Considérant l’obligation des propriétaires du site de consentir à son inscription au patrimoine mondial, la proposition fut présentée en utilisant les limites terrestres du parc national du Fjord-du-Saguenay et la partie maritime du parc Marin Saguenay–Saint-Laurent. Ainsi, la protection et la gestion du site étaient assurées en vertu des cadres législatifs gouvernementaux associés à ces deux parcs.
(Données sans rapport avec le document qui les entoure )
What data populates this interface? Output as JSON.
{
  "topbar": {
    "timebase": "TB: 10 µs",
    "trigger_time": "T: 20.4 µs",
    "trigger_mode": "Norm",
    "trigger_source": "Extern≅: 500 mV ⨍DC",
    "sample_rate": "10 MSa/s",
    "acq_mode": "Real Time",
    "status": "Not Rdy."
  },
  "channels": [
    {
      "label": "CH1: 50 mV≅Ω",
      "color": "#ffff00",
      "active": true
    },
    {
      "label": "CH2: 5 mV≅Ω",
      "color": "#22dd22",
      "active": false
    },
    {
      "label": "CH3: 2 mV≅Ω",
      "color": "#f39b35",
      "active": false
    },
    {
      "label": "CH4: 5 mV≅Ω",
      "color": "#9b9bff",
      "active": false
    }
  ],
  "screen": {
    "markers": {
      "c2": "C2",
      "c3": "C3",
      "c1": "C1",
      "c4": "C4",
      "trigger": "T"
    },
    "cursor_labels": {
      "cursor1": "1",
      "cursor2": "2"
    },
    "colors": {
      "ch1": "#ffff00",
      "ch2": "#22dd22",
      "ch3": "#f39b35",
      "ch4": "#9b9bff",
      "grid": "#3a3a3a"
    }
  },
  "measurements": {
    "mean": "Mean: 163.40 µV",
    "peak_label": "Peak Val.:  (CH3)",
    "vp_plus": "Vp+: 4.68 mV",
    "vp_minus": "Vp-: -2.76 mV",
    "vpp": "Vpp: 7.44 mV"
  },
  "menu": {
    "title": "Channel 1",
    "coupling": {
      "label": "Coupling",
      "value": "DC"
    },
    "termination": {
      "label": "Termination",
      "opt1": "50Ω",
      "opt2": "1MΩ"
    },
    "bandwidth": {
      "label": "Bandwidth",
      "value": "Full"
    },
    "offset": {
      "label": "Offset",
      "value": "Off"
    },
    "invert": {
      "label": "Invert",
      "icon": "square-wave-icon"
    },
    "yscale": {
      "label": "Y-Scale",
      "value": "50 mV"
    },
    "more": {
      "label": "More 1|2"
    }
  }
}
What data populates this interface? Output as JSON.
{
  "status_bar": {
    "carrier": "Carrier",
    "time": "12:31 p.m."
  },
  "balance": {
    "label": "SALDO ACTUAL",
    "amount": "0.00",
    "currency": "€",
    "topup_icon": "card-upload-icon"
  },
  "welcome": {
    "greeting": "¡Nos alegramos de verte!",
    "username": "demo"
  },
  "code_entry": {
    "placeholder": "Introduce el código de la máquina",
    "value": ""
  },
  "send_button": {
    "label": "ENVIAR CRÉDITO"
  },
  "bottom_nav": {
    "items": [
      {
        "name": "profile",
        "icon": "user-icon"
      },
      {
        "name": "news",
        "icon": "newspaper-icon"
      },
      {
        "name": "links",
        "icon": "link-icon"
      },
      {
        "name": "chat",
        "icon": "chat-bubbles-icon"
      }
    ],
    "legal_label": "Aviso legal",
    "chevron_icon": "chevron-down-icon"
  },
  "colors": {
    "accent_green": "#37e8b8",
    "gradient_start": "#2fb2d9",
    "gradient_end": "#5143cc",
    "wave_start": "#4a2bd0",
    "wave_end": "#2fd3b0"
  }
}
Un milieu naturel exceptionnel
Le fjord du Saguenay s’impose par sa morphologie, sa position stratégique et sa faune remarquable. Il fait partie des 38 fjords au monde d’une longueur de plus de 100 kilomètres. Il a été modelé par les glaciers qui ont façonné un paysage austère et inspirant. La formation du réseau de failles du fjord coïncide avec des événements géologiques majeurs ayant eu cours lors de la dérive des continents. L’érosion active des glaciers qui a façonné le fjord a mis à nu les roches précambriennes qui le composent, racines d’une ancienne chaîne de montagnes fortement plissées. Véritable laboratoire d’étude des changements climatiques, ses couches sédimentaires témoignent de la dernière période glaciaire et des catastrophes naturelles l’ayant marqué. Sa largeur atteint parfois jusqu’à 3 kilomètres et sa profondeur, 275 mètres. Son bassin versant couvre 88 000 kilomètres carrés.
En plus des parois escarpées du fjord, la présence des forêts primaires qui n’ont pas été altérées par la main humaine démontre son implacable inaccessibilité à l’exploitation forestière.
Sa confluence avec le fleuve Saint-Laurent constitue un environnement exceptionnellement riche, grâce à la présence d’eau douce et d’eau salée superposée et à l’importance de ses marées qui fournissent une source d’alimentation importante pour sa faune aquatique. Cette faune diversifiée comporte des espèces arctiques qui ont perduré depuis la dernière glaciation, dont le béluga. Le fjord et sa confluence constituent l’habitat essentiel de ce mammifère marin emblématique et en voie de disparition. Dans le fjord, on compte plus de 59 espèces de poissons et 410 espèces d’invertébrés.
Un milieu culturel exceptionnel
Le fjord du Saguenay est le plus important fjord habité au monde localisé à une aussi basse latitude. Riche en ressources naturelles, cette route d’eau et sa confluence ont su attirer les humains depuis 7000 ans. D’abord un endroit de chasse, puis de pêche, il devient rapidement un lieu de rassemblement.
Les artéfacts trouvés sur la terrasse marine de la baie Sainte-Marguerite témoignent d’une occupation soutenue datant d’environ 5 000 ans. Étonnamment, il semble que le secteur était visité principalement l’hiver pour la chasse au phoque du Groenland par des populations de la côte est américaine. En dépit des conditions hivernales, la productivité alimentaire du secteur combinée à une protection naturelle contre les vents dominants en faisait un emplacement stratégique.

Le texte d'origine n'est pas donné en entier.